# BigQuery BigLake Tables Explained: What They Are and When to Use Them

If you've worked with BigQuery [external tables](https://cloud.google.com/bigquery/docs/external-tables) before, you know the basic idea: a thin wrapper around data that resides somewhere else, but queryable from BigQuery. Sources include Cloud Storage, [Google Sheets](https://datawise.dev/importing-google-sheets-into-bigquery), or Google Drive.

Today I'd like to talk about a special variety of external table: the **BigLake table**. It's built to bridge data lakes and data warehouses.

### BigQuery External Tables: Limitations and Pain Points

With a regular external table, users need access both to the BigQuery table *and* to the underlying external data source.
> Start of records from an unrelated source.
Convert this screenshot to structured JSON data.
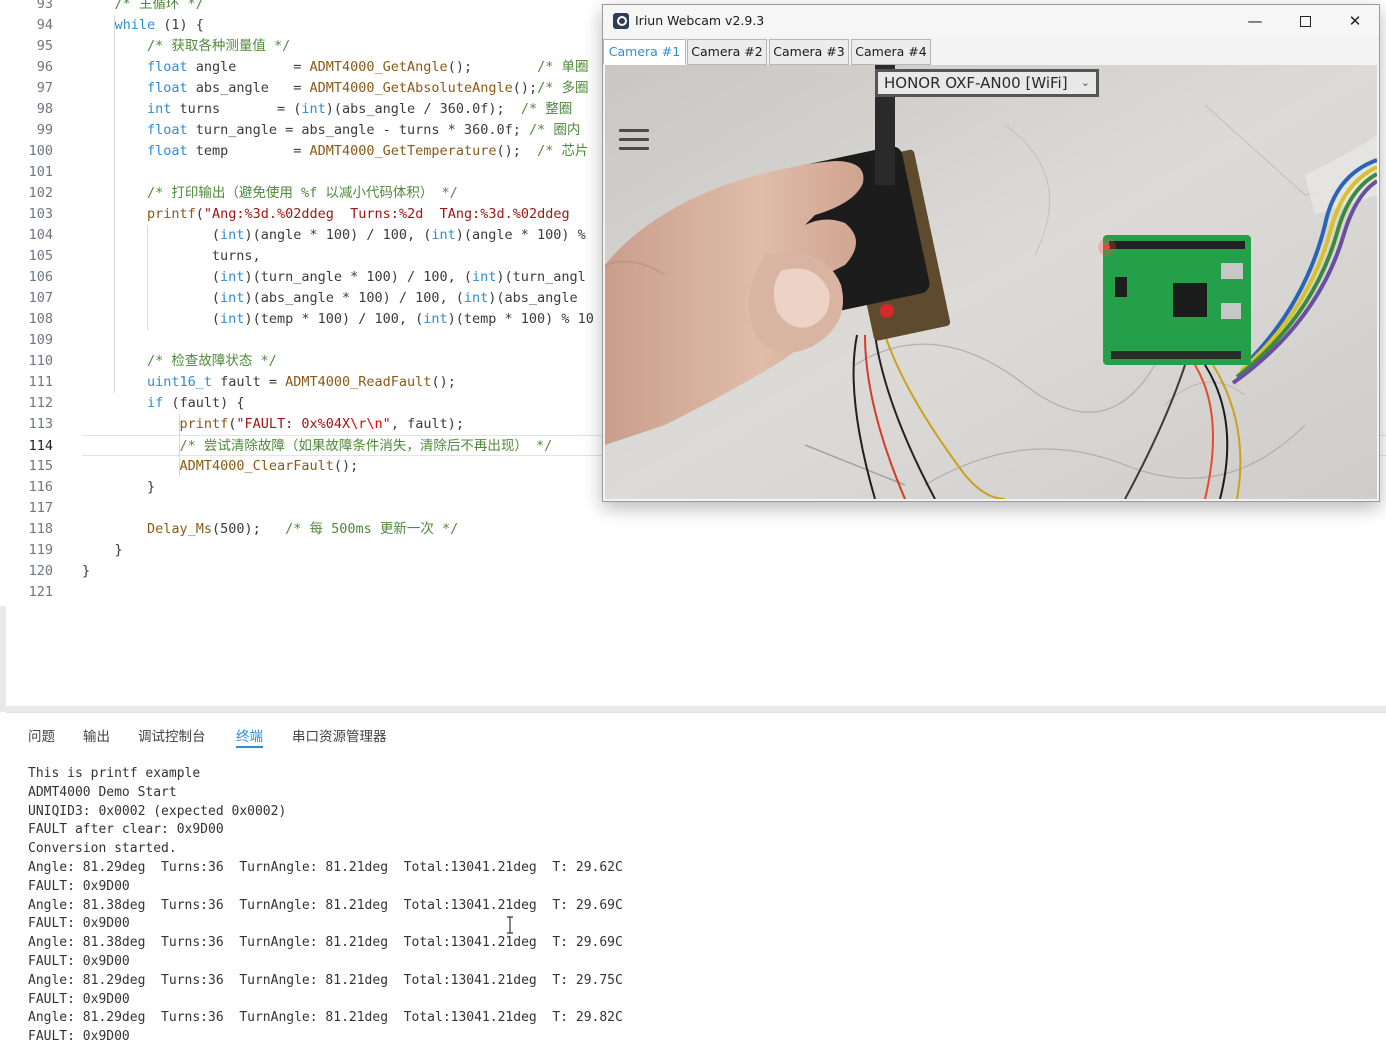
{
  "editor": {
    "lines": [
      {
        "n": "93",
        "indent": 4,
        "tokens": [
          [
            "cm",
            "/* 主循环 */"
          ]
        ]
      },
      {
        "n": "94",
        "indent": 4,
        "tokens": [
          [
            "kw",
            "while"
          ],
          [
            "pl",
            " (1) {"
          ]
        ]
      },
      {
        "n": "95",
        "indent": 8,
        "tokens": [
          [
            "cm",
            "/* 获取各种测量值 */"
          ]
        ]
      },
      {
        "n": "96",
        "indent": 8,
        "tokens": [
          [
            "type",
            "float"
          ],
          [
            "pl",
            " angle       = "
          ],
          [
            "fn",
            "ADMT4000_GetAngle"
          ],
          [
            "pl",
            "();        "
          ],
          [
            "cm",
            "/* 单圈"
          ]
        ]
      },
      {
        "n": "97",
        "indent": 8,
        "tokens": [
          [
            "type",
            "float"
          ],
          [
            "pl",
            " abs_angle   = "
          ],
          [
            "fn",
            "ADMT4000_GetAbsoluteAngle"
          ],
          [
            "pl",
            "();"
          ],
          [
            "cm",
            "/* 多圈"
          ]
        ]
      },
      {
        "n": "98",
        "indent": 8,
        "tokens": [
          [
            "type",
            "int"
          ],
          [
            "pl",
            " turns       = ("
          ],
          [
            "type",
            "int"
          ],
          [
            "pl",
            ")(abs_angle / 360.0f);  "
          ],
          [
            "cm",
            "/* 整圈"
          ]
        ]
      },
      {
        "n": "99",
        "indent": 8,
        "tokens": [
          [
            "type",
            "float"
          ],
          [
            "pl",
            " turn_angle = abs_angle - turns * 360.0f; "
          ],
          [
            "cm",
            "/* 圈内"
          ]
        ]
      },
      {
        "n": "100",
        "indent": 8,
        "tokens": [
          [
            "type",
            "float"
          ],
          [
            "pl",
            " temp        = "
          ],
          [
            "fn",
            "ADMT4000_GetTemperature"
          ],
          [
            "pl",
            "();  "
          ],
          [
            "cm",
            "/* 芯片"
          ]
        ]
      },
      {
        "n": "101",
        "indent": 0,
        "tokens": []
      },
      {
        "n": "102",
        "indent": 8,
        "tokens": [
          [
            "cm",
            "/* 打印输出（避免使用 %f 以减小代码体积） */"
          ]
        ]
      },
      {
        "n": "103",
        "indent": 8,
        "tokens": [
          [
            "fn",
            "printf"
          ],
          [
            "pl",
            "("
          ],
          [
            "str",
            "\"Ang:%3d.%02ddeg  Turns:%2d  TAng:%3d.%02ddeg"
          ]
        ]
      },
      {
        "n": "104",
        "indent": 16,
        "tokens": [
          [
            "pl",
            "("
          ],
          [
            "type",
            "int"
          ],
          [
            "pl",
            ")(angle * 100) / 100, ("
          ],
          [
            "type",
            "int"
          ],
          [
            "pl",
            ")(angle * 100) %"
          ]
        ]
      },
      {
        "n": "105",
        "indent": 16,
        "tokens": [
          [
            "pl",
            "turns,"
          ]
        ]
      },
      {
        "n": "106",
        "indent": 16,
        "tokens": [
          [
            "pl",
            "("
          ],
          [
            "type",
            "int"
          ],
          [
            "pl",
            ")(turn_angle * 100) / 100, ("
          ],
          [
            "type",
            "int"
          ],
          [
            "pl",
            ")(turn_angl"
          ]
        ]
      },
      {
        "n": "107",
        "indent": 16,
        "tokens": [
          [
            "pl",
            "("
          ],
          [
            "type",
            "int"
          ],
          [
            "pl",
            ")(abs_angle * 100) / 100, ("
          ],
          [
            "type",
            "int"
          ],
          [
            "pl",
            ")(abs_angle "
          ]
        ]
      },
      {
        "n": "108",
        "indent": 16,
        "tokens": [
          [
            "pl",
            "("
          ],
          [
            "type",
            "int"
          ],
          [
            "pl",
            ")(temp * 100) / 100, ("
          ],
          [
            "type",
            "int"
          ],
          [
            "pl",
            ")(temp * 100) % 10"
          ]
        ]
      },
      {
        "n": "109",
        "indent": 0,
        "tokens": []
      },
      {
        "n": "110",
        "indent": 8,
        "tokens": [
          [
            "cm",
            "/* 检查故障状态 */"
          ]
        ]
      },
      {
        "n": "111",
        "indent": 8,
        "tokens": [
          [
            "type",
            "uint16_t"
          ],
          [
            "pl",
            " fault = "
          ],
          [
            "fn",
            "ADMT4000_ReadFault"
          ],
          [
            "pl",
            "();"
          ]
        ]
      },
      {
        "n": "112",
        "indent": 8,
        "tokens": [
          [
            "kw",
            "if"
          ],
          [
            "pl",
            " (fault) {"
          ]
        ]
      },
      {
        "n": "113",
        "indent": 12,
        "tokens": [
          [
            "fn",
            "printf"
          ],
          [
            "pl",
            "("
          ],
          [
            "str",
            "\"FAULT: 0x%04X"
          ],
          [
            "esc",
            "\\r\\n"
          ],
          [
            "str",
            "\""
          ],
          [
            "pl",
            ", fault);"
          ]
        ]
      },
      {
        "n": "114",
        "indent": 12,
        "tokens": [
          [
            "cm",
            "/* 尝试清除故障（如果故障条件消失，清除后不再出现） */"
          ]
        ]
      },
      {
        "n": "115",
        "indent": 12,
        "tokens": [
          [
            "fn",
            "ADMT4000_ClearFault"
          ],
          [
            "pl",
            "();"
          ]
        ]
      },
      {
        "n": "116",
        "indent": 8,
        "tokens": [
          [
            "pl",
            "}"
          ]
        ]
      },
      {
        "n": "117",
        "indent": 0,
        "tokens": []
      },
      {
        "n": "118",
        "indent": 8,
        "tokens": [
          [
            "fn",
            "Delay_Ms"
          ],
          [
            "pl",
            "(500);   "
          ],
          [
            "cm",
            "/* 每 500ms 更新一次 */"
          ]
        ]
      },
      {
        "n": "119",
        "indent": 4,
        "tokens": [
          [
            "pl",
            "}"
          ]
        ]
      },
      {
        "n": "120",
        "indent": 0,
        "tokens": [
          [
            "pl",
            "}"
          ]
        ]
      },
      {
        "n": "121",
        "indent": 0,
        "tokens": []
      }
    ],
    "active_line": "114"
  },
  "webcam": {
    "title": "Iriun Webcam v2.9.3",
    "minimize": "—",
    "close": "✕",
    "tabs": [
      "Camera #1",
      "Camera #2",
      "Camera #3",
      "Camera #4"
    ],
    "active_tab": 0,
    "device": "HONOR OXF-AN00 [WiFi]",
    "device_chevron": "⌄"
  },
  "panel": {
    "tabs": [
      "问题",
      "输出",
      "调试控制台",
      "终端",
      "串口资源管理器"
    ],
    "active_tab": 3
  },
  "terminal": {
    "lines": [
      "This is printf example",
      "ADMT4000 Demo Start",
      "UNIQID3: 0x0002 (expected 0x0002)",
      "FAULT after clear: 0x9D00",
      "Conversion started.",
      "Angle: 81.29deg  Turns:36  TurnAngle: 81.21deg  Total:13041.21deg  T: 29.62C",
      "FAULT: 0x9D00",
      "Angle: 81.38deg  Turns:36  TurnAngle: 81.21deg  Total:13041.21deg  T: 29.69C",
      "FAULT: 0x9D00",
      "Angle: 81.38deg  Turns:36  TurnAngle: 81.21deg  Total:13041.21deg  T: 29.69C",
      "FAULT: 0x9D00",
      "Angle: 81.29deg  Turns:36  TurnAngle: 81.21deg  Total:13041.21deg  T: 29.75C",
      "FAULT: 0x9D00",
      "Angle: 81.29deg  Turns:36  TurnAngle: 81.21deg  Total:13041.21deg  T: 29.82C",
      "FAULT: 0x9D00"
    ]
  },
  "colors": {
    "keyword": "#2f8dd6",
    "comment": "#4f8a3b",
    "function": "#8a5a16",
    "string": "#a31515",
    "accent": "#2f8dd6"
  }
}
If the data is in Cloud Storage, a user needs BigQuery permissions, but also permissions on the bucket and objects. This might be fine for a quick exercise, but the pain points are real:

*   you manage permissions in multiple places, for different types of resources
    
*   bucket-level access can be too broad
    
*   it's harder to apply table-like governance on files
    

### How BigLake Tables Work: Access Delegation Explained

BigLake tables use a BigQuery Connection that accesses the files on behalf of the users. Users don't need direct access to the underlying buckets.

This enables table-level security on external data, including:

*   row-level security
    
*   column-level security
    
*   dynamic data masking (for Cloud Storage BigLake tables)
    

BigLake also enables — powered by BQ Omni — reading data from Amazon S3 and Azure Blob Storage.

### Metadata Caching in BigLake Tables: Faster Queries, Better Plans

When querying external data, BigQuery needs to inspect the files first: what files exist, how they are partitioned, and what metadata they contain. With classic external tables, every query triggers a listing operation against the underlying storage.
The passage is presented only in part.